As we welcome the New Year, it's common to reflect upon the past while also looking toward the future. It's also a time to focus on health and well-being as we set our New Year's resolutions, and making changes for a healthier tomorrow. In addition to January being an ideal time to make a fresh start, it's also Thyroid Awareness Month. As it turns out, your thyroid has a lot to do with your health.
Did you know over 30 million Americans have thyroid disorders? And of those 30 million, more than half of them are undiagnosed and untreated. To put it in perspective, thyroid disease is more common than breast cancer.
What You Need to Know about Thyroid Awareness
Thyroid Awareness Month is all about understanding the signs and symptoms of a thyroid problem so you'll know how to respond. Because
some signs and symptoms of thyroid issues overlap with the symptoms of other issues, it's best to consult your doctor if you suspect a thyroid issue.

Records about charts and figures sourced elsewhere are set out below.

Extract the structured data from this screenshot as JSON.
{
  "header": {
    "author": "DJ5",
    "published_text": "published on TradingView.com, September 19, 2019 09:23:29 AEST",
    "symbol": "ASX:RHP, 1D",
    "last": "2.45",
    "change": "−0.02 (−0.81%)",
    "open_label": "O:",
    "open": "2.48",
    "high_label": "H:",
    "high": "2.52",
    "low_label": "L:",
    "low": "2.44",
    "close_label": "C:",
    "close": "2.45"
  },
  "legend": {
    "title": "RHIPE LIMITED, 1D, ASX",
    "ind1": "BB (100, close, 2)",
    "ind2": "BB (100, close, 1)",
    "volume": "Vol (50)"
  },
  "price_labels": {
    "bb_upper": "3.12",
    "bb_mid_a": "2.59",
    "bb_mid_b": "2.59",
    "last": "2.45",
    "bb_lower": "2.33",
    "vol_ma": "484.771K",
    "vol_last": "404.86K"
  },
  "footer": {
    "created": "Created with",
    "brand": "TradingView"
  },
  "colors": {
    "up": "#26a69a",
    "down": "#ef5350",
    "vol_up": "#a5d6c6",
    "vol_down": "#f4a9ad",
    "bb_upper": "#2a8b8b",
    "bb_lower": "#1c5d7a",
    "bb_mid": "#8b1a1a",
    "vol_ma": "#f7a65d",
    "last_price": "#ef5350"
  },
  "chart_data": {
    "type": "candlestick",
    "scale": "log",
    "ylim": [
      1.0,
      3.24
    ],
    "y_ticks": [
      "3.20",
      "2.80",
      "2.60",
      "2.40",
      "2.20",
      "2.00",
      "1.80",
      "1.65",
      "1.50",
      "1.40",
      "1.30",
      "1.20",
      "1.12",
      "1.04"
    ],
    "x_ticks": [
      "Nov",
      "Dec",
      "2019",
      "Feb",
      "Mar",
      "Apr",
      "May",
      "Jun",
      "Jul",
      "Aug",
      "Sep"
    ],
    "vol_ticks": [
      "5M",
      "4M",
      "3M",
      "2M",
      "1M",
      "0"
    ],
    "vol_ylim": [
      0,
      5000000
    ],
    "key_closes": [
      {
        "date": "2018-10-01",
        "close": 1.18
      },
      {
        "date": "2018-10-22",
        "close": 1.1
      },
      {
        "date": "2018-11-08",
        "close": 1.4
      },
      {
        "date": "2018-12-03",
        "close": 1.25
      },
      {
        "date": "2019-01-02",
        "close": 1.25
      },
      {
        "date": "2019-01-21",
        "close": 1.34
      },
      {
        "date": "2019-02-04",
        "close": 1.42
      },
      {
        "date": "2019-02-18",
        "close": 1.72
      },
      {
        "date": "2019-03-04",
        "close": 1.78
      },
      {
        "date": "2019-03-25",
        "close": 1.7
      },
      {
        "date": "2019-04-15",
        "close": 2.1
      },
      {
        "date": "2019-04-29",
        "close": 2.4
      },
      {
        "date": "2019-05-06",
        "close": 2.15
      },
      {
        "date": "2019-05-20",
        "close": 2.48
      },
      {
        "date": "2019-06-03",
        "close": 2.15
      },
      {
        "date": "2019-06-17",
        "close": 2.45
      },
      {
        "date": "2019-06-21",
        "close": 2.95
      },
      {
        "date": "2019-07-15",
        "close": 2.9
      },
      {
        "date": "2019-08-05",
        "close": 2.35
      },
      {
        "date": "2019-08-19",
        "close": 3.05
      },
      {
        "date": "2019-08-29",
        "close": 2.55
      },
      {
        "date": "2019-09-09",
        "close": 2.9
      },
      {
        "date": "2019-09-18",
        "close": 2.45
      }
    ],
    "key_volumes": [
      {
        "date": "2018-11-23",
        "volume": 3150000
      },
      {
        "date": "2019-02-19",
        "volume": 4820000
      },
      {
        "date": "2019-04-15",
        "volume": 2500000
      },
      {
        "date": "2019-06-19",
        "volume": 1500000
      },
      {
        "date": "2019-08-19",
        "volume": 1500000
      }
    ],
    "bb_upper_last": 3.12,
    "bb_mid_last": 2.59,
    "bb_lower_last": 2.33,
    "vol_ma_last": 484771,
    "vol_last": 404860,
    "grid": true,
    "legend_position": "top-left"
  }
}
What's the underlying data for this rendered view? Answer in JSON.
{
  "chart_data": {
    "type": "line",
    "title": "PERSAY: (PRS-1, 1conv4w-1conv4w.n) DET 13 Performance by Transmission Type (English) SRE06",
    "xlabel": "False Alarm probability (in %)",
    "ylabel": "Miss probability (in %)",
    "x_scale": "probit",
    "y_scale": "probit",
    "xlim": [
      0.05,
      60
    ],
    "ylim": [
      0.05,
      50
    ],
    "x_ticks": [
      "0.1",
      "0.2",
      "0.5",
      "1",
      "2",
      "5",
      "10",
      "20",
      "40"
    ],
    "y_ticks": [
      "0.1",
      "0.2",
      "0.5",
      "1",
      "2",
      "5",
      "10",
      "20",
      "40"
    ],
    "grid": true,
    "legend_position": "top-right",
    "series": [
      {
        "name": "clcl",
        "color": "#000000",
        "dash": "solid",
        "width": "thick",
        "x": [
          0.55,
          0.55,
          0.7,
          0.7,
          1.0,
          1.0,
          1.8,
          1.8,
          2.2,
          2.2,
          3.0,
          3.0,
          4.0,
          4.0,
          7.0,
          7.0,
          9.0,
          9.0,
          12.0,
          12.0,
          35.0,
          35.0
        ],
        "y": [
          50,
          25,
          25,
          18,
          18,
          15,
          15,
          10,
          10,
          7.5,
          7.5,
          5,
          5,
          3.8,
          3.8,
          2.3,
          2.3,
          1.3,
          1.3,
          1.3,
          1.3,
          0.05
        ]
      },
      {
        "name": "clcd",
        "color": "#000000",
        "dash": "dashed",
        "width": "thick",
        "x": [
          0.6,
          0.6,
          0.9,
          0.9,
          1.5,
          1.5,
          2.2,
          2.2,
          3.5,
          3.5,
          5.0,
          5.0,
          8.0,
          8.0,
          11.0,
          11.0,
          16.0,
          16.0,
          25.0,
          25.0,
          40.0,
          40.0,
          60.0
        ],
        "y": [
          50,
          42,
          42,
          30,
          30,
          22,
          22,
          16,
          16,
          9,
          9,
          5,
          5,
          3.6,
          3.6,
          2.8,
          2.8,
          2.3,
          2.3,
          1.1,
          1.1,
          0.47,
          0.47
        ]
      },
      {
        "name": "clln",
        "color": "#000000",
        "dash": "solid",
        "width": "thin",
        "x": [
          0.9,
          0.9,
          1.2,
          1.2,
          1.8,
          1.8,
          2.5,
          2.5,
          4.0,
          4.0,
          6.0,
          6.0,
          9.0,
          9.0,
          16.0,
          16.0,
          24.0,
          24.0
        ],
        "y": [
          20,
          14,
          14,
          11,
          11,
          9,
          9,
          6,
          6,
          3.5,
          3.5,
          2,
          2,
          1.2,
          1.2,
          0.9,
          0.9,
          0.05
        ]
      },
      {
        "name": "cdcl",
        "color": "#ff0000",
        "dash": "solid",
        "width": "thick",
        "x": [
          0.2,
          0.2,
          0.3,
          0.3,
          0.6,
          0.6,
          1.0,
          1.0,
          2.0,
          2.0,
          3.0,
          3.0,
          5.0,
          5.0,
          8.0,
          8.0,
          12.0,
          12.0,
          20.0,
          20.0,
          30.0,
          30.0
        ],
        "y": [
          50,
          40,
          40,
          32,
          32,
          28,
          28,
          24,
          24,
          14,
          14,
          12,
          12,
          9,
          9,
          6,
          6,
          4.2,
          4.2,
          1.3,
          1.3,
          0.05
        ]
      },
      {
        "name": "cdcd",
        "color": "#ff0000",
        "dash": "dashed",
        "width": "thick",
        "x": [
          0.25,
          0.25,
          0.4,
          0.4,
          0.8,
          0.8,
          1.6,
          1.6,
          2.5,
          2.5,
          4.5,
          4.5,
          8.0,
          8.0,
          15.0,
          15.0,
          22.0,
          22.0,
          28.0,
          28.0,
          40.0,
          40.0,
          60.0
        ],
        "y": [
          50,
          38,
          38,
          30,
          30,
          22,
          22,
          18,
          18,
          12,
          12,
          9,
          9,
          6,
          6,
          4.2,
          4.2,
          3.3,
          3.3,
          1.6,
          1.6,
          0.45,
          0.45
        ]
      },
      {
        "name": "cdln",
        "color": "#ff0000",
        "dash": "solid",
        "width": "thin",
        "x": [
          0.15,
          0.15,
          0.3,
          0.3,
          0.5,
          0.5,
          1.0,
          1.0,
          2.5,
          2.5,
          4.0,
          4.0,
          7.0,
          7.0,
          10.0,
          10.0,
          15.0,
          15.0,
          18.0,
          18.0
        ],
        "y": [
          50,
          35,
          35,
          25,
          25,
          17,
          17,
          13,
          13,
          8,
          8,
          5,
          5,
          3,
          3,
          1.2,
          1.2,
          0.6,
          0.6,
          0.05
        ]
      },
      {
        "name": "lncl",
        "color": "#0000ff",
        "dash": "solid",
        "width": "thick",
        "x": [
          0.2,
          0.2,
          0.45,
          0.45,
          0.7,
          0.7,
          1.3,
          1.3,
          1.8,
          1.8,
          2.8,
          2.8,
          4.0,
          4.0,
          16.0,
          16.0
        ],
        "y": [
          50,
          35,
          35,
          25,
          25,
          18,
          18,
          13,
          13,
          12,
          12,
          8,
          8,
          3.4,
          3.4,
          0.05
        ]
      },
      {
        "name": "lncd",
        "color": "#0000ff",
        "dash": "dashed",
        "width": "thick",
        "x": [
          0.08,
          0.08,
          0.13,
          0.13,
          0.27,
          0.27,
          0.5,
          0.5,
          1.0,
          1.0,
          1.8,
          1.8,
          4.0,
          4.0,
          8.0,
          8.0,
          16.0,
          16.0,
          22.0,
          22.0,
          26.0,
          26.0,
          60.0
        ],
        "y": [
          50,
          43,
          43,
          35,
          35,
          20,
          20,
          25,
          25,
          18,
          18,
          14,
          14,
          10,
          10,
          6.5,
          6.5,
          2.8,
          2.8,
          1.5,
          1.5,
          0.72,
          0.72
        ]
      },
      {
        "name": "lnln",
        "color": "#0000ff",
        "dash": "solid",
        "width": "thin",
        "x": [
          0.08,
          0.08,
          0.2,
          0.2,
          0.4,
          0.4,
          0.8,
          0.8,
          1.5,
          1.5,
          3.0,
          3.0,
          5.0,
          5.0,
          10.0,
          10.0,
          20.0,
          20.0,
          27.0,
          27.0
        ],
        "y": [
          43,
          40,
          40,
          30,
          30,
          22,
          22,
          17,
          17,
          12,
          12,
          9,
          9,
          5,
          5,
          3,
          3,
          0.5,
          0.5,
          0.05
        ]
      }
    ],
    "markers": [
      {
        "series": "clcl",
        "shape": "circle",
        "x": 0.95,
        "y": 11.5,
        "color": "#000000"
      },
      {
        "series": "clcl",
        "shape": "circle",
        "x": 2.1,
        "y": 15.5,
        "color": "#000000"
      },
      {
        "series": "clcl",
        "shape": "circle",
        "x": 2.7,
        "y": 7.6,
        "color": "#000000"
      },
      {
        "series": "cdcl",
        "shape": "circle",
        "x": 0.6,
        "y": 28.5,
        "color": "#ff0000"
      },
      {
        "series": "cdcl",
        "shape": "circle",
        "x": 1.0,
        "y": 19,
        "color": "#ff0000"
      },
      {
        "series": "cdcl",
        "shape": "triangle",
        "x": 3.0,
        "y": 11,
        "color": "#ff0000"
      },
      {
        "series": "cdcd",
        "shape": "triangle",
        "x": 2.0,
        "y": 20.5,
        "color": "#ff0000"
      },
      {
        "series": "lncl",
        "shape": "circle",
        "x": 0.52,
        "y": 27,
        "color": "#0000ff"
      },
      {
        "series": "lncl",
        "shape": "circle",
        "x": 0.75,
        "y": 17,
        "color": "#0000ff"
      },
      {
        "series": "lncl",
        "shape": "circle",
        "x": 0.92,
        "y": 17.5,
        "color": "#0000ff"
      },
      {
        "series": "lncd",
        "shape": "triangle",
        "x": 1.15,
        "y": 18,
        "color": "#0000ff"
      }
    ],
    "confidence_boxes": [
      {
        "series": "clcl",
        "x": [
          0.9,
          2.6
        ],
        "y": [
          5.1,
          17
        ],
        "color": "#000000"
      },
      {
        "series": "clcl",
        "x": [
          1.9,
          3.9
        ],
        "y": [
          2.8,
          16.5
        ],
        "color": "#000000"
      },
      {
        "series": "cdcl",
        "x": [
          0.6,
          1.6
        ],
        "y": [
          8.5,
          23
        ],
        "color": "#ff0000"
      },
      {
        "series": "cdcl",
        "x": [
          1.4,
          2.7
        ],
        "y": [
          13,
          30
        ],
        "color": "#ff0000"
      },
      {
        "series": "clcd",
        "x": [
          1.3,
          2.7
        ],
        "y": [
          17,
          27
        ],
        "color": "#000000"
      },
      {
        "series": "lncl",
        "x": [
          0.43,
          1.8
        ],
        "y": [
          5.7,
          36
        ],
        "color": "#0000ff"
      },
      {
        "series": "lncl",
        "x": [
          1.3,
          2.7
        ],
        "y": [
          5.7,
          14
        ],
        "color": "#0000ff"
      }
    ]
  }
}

How does the Thyroid Work?
Your thyroid is responsible for regulating metabolism. It's a small, butterfly shaped gland located in your neck. It listens to your body's signals, which tell your thyroid what amount of hormones you need. Maintaining the correct level of thyroid hormone allows your heart, brain, liver, and kidneys to function properly.
How does the Thyroid Impact Well-Being?
When things are going well, it's best to leave well enough alone. But if your thyroid is not regulating properly, your cells and organs may not be able to do their jobs. Symptoms of a thyroid problem include:
- Weight gain
- Joint pain
- Disrupted sleep
- Changes in hair and skin
- Changes in ability to concentrate
If you're experiencing these symptoms, it may be worth having a talk with your doctor and perhaps having your thyroid levels checked. After all, these symptoms can be caused by other issues that are not thyroid-related.
Checking Up on Thyroid Health
If you do one thing during Thyroid Awareness Month, I hope you make a point to discuss your thyroid with your medical provider. They'll be able to educate you about additional signs and symptoms, as well as answer any questions you may have.